8. If I am anxious, please make me a sanctuary space to help keep me calm!
Considerations for a sanctuary space should include:
- Dim lighting
- Background noise such as a TV or radio. Consider pet-friendly music such as Through A Dog’s Ear.
- Calming pheromones can also be helpful. These come in formulations for dogs and cats, and are available as a collar, diffuser or spray.
- Calming supplements such as Zylkene, Composure chews, Composure liquid, Composure Pro, and Solliquin can be discussed with our support staff to find what is most appropriate for your pet.
- Some pets with significant anxiety may benefit from anti-anxiety medication prior to Halloween night. If you think I might may need some support, please contact OSSVH a few days in advance so that they will be able to help me.
9. Having an adult party? Keep me away from adult beverages!
Sweet tasting drinks such as pina coladas and daiquiris taste good to me too but I don’t do well with alcohol!
10. Make sure I have permanent identification, and have my vital information is recorded in advance!
A well-fitted collar and tags with current information can get me back home rapidly, but I also need a microchip in the event my collar comes off (especially with break-away collars in cats). It is very important to make sure my microchip is registered to you, and that your contact information is current.

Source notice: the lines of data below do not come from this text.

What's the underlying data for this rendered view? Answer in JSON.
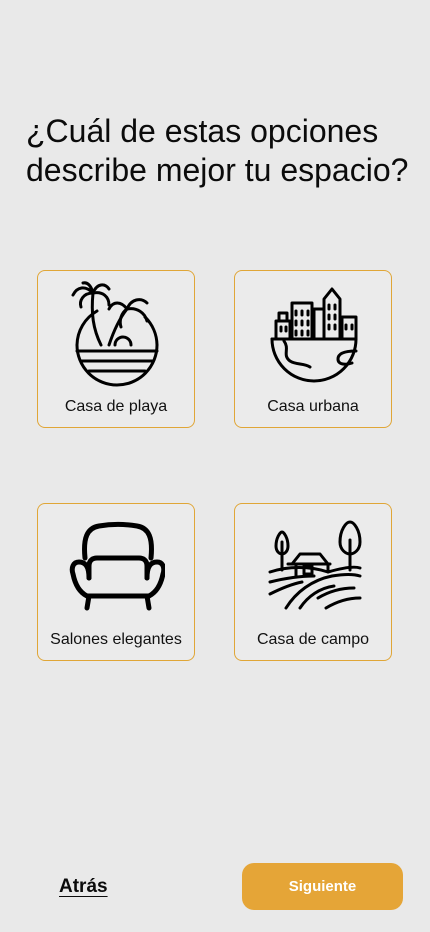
{
  "question": {
    "title": "¿Cuál de estas opciones describe mejor tu espacio?"
  },
  "options": [
    {
      "label": "Casa de playa",
      "icon": "beach-palm-icon"
    },
    {
      "label": "Casa urbana",
      "icon": "city-buildings-icon"
    },
    {
      "label": "Salones elegantes",
      "icon": "armchair-icon"
    },
    {
      "label": "Casa de campo",
      "icon": "farmhouse-fields-icon"
    }
  ],
  "footer": {
    "back_label": "Atrás",
    "next_label": "Siguiente"
  },
  "colors": {
    "background": "#e9e9e9",
    "accent": "#e5a537",
    "card_border": "#e0a637",
    "text": "#111111"
  }
}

Many of the OSSVH staff members have heart-warming stories involving reunions made possible through microchips. One kitty was reunited with his owner after more than 6 months! Someone reported to the owner that he had been hit by a car and killed, so she stopped looking for him. She was overjoyed to find out he was fine! Contact OSSVH to schedule me for a microchip placement if I don’t have one.
I hope you never need it, but having a computer file with clear photos of me from several angles and a record of any uniquely identifying features can save precious time creating “lost pet” flyers in the event they are needed. You can find a poster template HERE.
We hope you found this information helpful. We wish you and your family a safe and happy Halloween!